Tungsten oxide thin film is the most distinctive ion sensitive color material, it has ReO structure. This crystal structure is actually the ABO3 type perovskite structure vacant cation sites A and B bits into W6 +. When there is a positive ion source, the electric field is applied to cause the positive ions M and electron diffusion and migration of WO3 films.When a negative voltage is applied on WO, positive ions are implanted WO3 films, occupy one of the "A" position to form a tungsten bronze MxWO3. When the voltage is reversed, implanting ions extracted from the WO3 film.
The ion injection and extraction process is a reversible electrochemical reaction. During the ion implantation and extraction process of the tungsten oxide film, the optical properties of the film (light transmittance, reflectance, absorbance and refractive index, etc.) and electrical properties will undergo significant changes. For example, With the increase of the ion implantation amount X, MxWO3 from an insulator into a semiconductor even have metallic properties, resistivity changes can occur within a 6 ~ 5X01`ncm 01 range. Also, film reversibly changes between a transparent state to deep blue.
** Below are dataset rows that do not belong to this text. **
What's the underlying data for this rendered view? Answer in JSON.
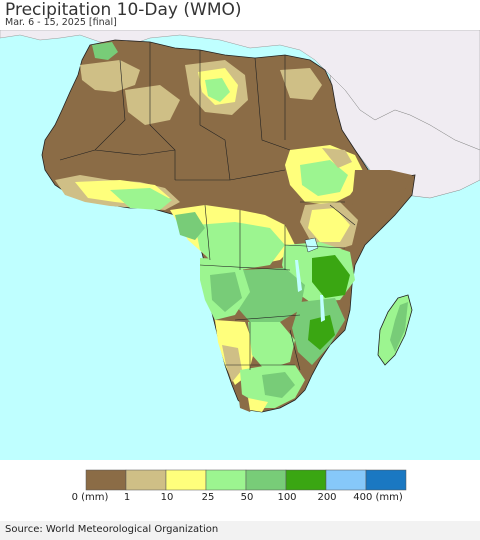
{
  "header": {
    "title": "Precipitation 10-Day (WMO)",
    "subtitle": "Mar. 6 - 15, 2025 [final]"
  },
  "legend": {
    "units_note": "(mm)",
    "labels": [
      "0 (mm)",
      "1",
      "10",
      "25",
      "50",
      "100",
      "200",
      "400 (mm)"
    ],
    "colors": [
      "#8b6c46",
      "#cfbf86",
      "#ffff7c",
      "#9cf590",
      "#78cc78",
      "#3aa612",
      "#86c8f9",
      "#1a78c2"
    ]
  },
  "colors": {
    "ocean": "#bfffff",
    "outside_land": "#f0ecf2",
    "border": "#222222"
  },
  "footer": {
    "source": "Source: World Meteorological Organization"
  }
}
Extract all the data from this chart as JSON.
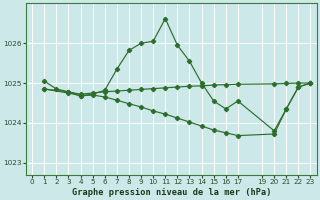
{
  "title": "Graphe pression niveau de la mer (hPa)",
  "bg_color": "#cce8e8",
  "grid_color": "#ffffff",
  "line_color": "#2d6e2d",
  "xlim": [
    -0.5,
    23.5
  ],
  "ylim": [
    1022.7,
    1027.0
  ],
  "yticks": [
    1023,
    1024,
    1025,
    1026
  ],
  "xticks": [
    0,
    1,
    2,
    3,
    4,
    5,
    6,
    7,
    8,
    9,
    10,
    11,
    12,
    13,
    14,
    15,
    16,
    17,
    19,
    20,
    21,
    22,
    23
  ],
  "series": [
    {
      "x": [
        1,
        2,
        3,
        4,
        5,
        6,
        7,
        8,
        9,
        10,
        11,
        12,
        13,
        14,
        15,
        16,
        17,
        20,
        21,
        22,
        23
      ],
      "y": [
        1025.05,
        1024.85,
        1024.78,
        1024.68,
        1024.72,
        1024.82,
        1025.35,
        1025.82,
        1026.0,
        1026.05,
        1026.62,
        1025.95,
        1025.55,
        1025.0,
        1024.55,
        1024.35,
        1024.55,
        1023.8,
        1024.35,
        1024.9,
        1025.0
      ]
    },
    {
      "x": [
        1,
        3,
        4,
        5,
        6,
        7,
        8,
        9,
        10,
        11,
        12,
        13,
        14,
        15,
        16,
        17,
        20,
        21,
        22,
        23
      ],
      "y": [
        1024.85,
        1024.78,
        1024.72,
        1024.75,
        1024.78,
        1024.8,
        1024.82,
        1024.84,
        1024.86,
        1024.88,
        1024.9,
        1024.92,
        1024.93,
        1024.95,
        1024.96,
        1024.97,
        1024.98,
        1024.99,
        1025.0,
        1025.0
      ]
    },
    {
      "x": [
        1,
        3,
        4,
        5,
        6,
        7,
        8,
        9,
        10,
        11,
        12,
        13,
        14,
        15,
        16,
        17,
        20,
        21,
        22,
        23
      ],
      "y": [
        1024.85,
        1024.75,
        1024.68,
        1024.7,
        1024.65,
        1024.57,
        1024.48,
        1024.4,
        1024.3,
        1024.22,
        1024.12,
        1024.02,
        1023.92,
        1023.82,
        1023.75,
        1023.68,
        1023.72,
        1024.35,
        1024.9,
        1025.0
      ]
    }
  ]
}
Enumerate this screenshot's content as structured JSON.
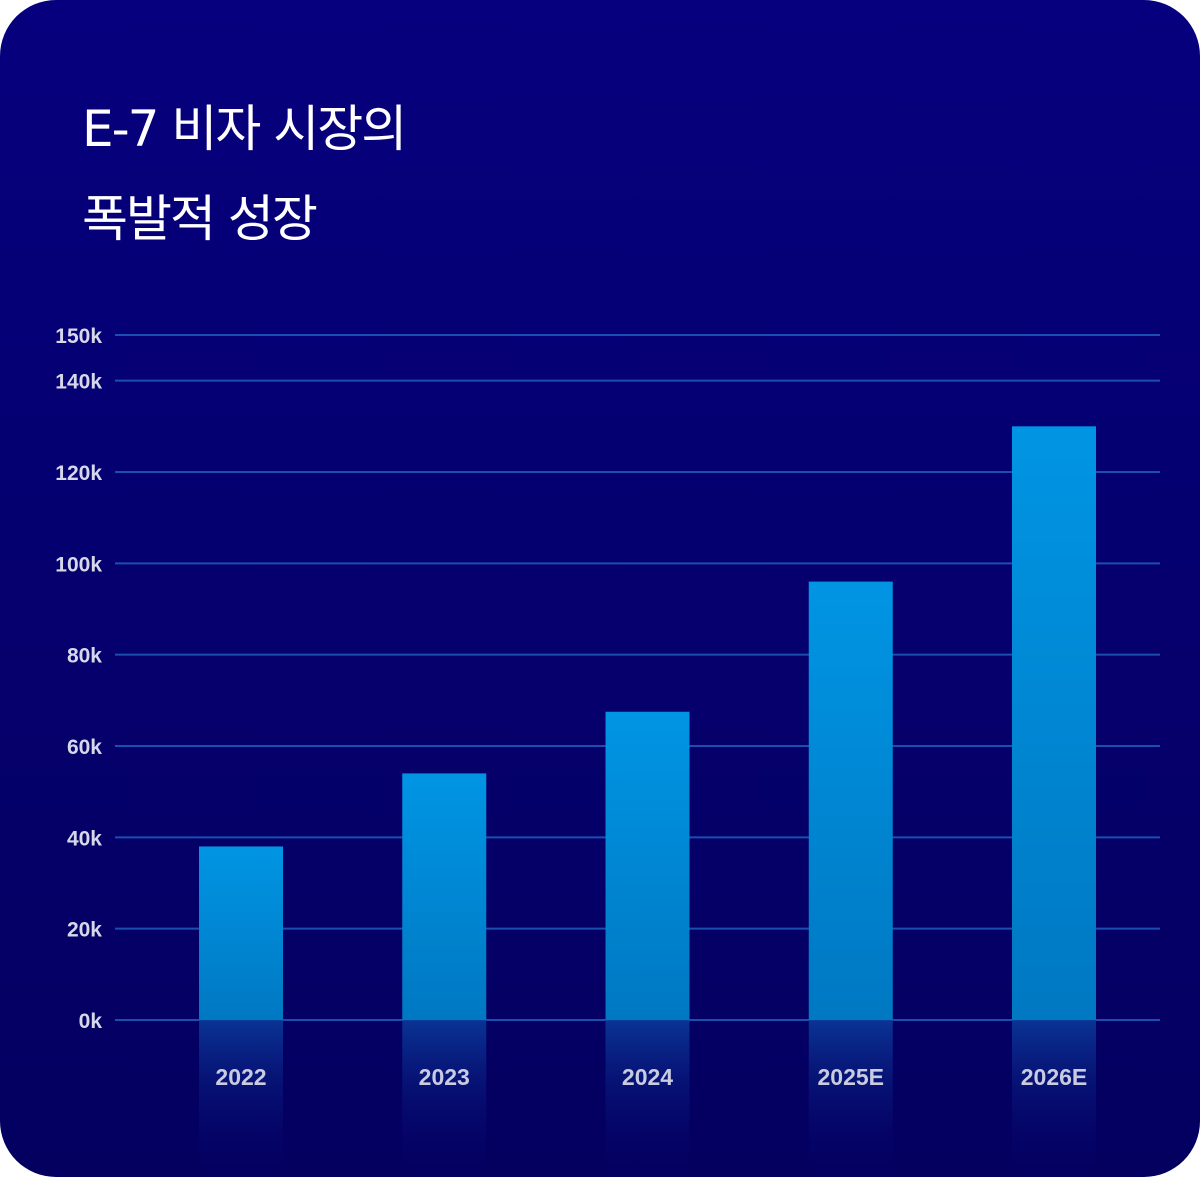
{
  "title_lines": [
    "E-7 비자 시장의",
    "폭발적 성장"
  ],
  "colors": {
    "background": "#05006e",
    "bar_top": "#0095e3",
    "bar_bottom": "#0078c2",
    "gridline": "#1a4fb0"
  },
  "chart_data": {
    "type": "bar",
    "title": "E-7 비자 시장의 폭발적 성장",
    "categories": [
      "2022",
      "2023",
      "2024",
      "2025E",
      "2026E"
    ],
    "values": [
      38000,
      54000,
      67500,
      96000,
      130000
    ],
    "ylim": [
      0,
      150000
    ],
    "yticks": [
      0,
      20000,
      40000,
      60000,
      80000,
      100000,
      120000,
      140000,
      150000
    ],
    "ytick_labels": [
      "0k",
      "20k",
      "40k",
      "60k",
      "80k",
      "100k",
      "120k",
      "140k",
      "150k"
    ],
    "grid": true,
    "xlabel": "",
    "ylabel": ""
  }
}
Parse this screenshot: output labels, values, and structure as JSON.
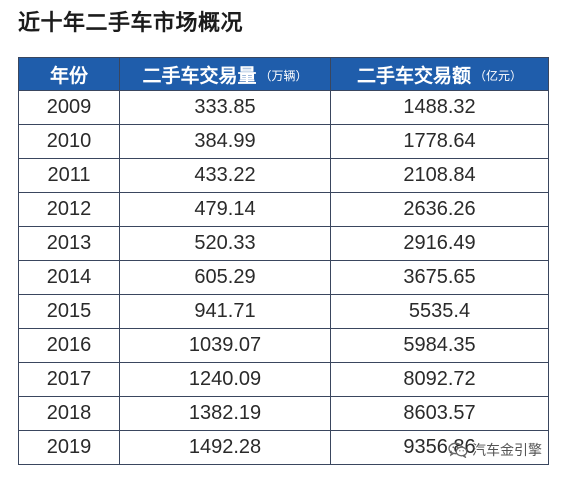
{
  "colors": {
    "header_bg": "#1f5dab",
    "header_text": "#ffffff",
    "grid": "#3a465e",
    "cell_text": "#2a2a2a",
    "title_text": "#1c1c1c",
    "watermark_text": "#555555"
  },
  "chart_data": {
    "type": "table",
    "title": "近十年二手车市场概况",
    "columns": [
      {
        "label": "年份"
      },
      {
        "label": "二手车交易量",
        "unit": "（万辆）"
      },
      {
        "label": "二手车交易额",
        "unit": "（亿元）"
      }
    ],
    "rows": [
      [
        "2009",
        "333.85",
        "1488.32"
      ],
      [
        "2010",
        "384.99",
        "1778.64"
      ],
      [
        "2011",
        "433.22",
        "2108.84"
      ],
      [
        "2012",
        "479.14",
        "2636.26"
      ],
      [
        "2013",
        "520.33",
        "2916.49"
      ],
      [
        "2014",
        "605.29",
        "3675.65"
      ],
      [
        "2015",
        "941.71",
        "5535.4"
      ],
      [
        "2016",
        "1039.07",
        "5984.35"
      ],
      [
        "2017",
        "1240.09",
        "8092.72"
      ],
      [
        "2018",
        "1382.19",
        "8603.57"
      ],
      [
        "2019",
        "1492.28",
        "9356.86"
      ]
    ]
  },
  "watermark": {
    "text": "汽车金引擎",
    "icon": "wechat-icon"
  }
}
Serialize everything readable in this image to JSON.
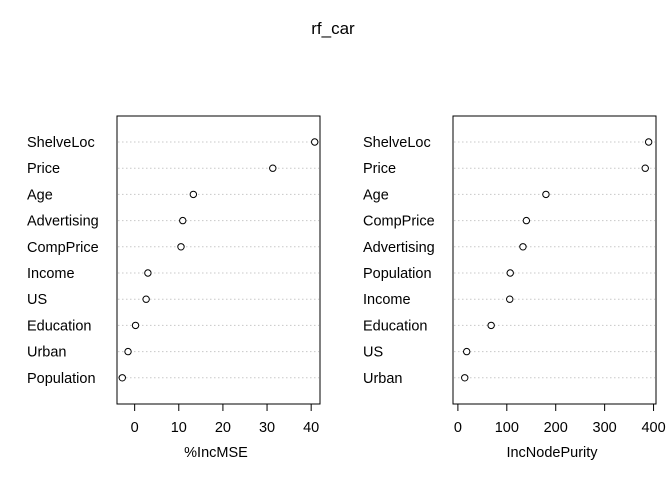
{
  "chart_data": [
    {
      "type": "scatter",
      "title": "rf_car",
      "xlabel": "%IncMSE",
      "xlim": [
        -4,
        42
      ],
      "xticks": [
        0,
        10,
        20,
        30,
        40
      ],
      "categories": [
        "ShelveLoc",
        "Price",
        "Age",
        "Advertising",
        "CompPrice",
        "Income",
        "US",
        "Education",
        "Urban",
        "Population"
      ],
      "values": [
        40.8,
        31.3,
        13.3,
        10.9,
        10.5,
        3.0,
        2.6,
        0.2,
        -1.5,
        -2.8
      ],
      "grid": "dotted horizontal"
    },
    {
      "type": "scatter",
      "xlabel": "IncNodePurity",
      "xlim": [
        -10,
        405
      ],
      "xticks": [
        0,
        100,
        200,
        300,
        400
      ],
      "categories": [
        "ShelveLoc",
        "Price",
        "Age",
        "CompPrice",
        "Advertising",
        "Population",
        "Income",
        "Education",
        "US",
        "Urban"
      ],
      "values": [
        390,
        383,
        180,
        140,
        133,
        107,
        106,
        68,
        18,
        14
      ],
      "grid": "dotted horizontal"
    }
  ]
}
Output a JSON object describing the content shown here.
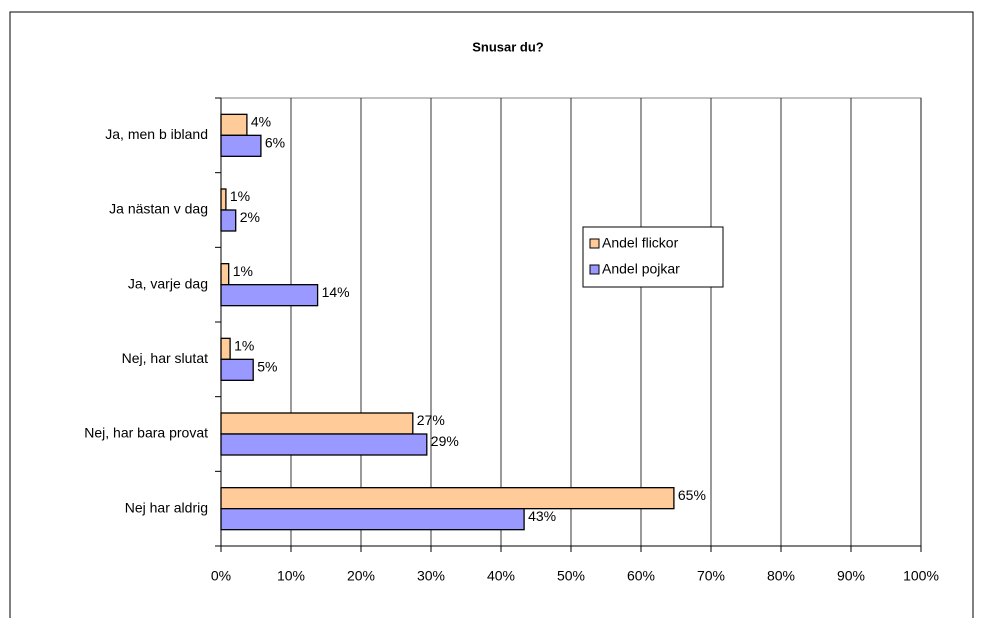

This ion-sensitive color effects of WO thin film can be applied in optical switches smart window (SmratWindow), information displays, gas sensors, pH probes and other fields.
Since the tungsten oxide electrochromic was found by Deb in 1969, people have done a lot of research about electrochromic materials. Producing method affect the tungsten oxide thin film property. Different producing method will cause different crystal shape and structure of thin film.
Producing WO3 thin film by thermal evaporation, treat the film under atmosphere from 350 ℃ to 450 ℃, effects of different temperature range on the thin film is studied. It shows that in the atmosphere, thin film starts to crystalline under 390 degree celsius, finished in 450 degree celsius. With the increase of temperature, WO3 thin film changes its color.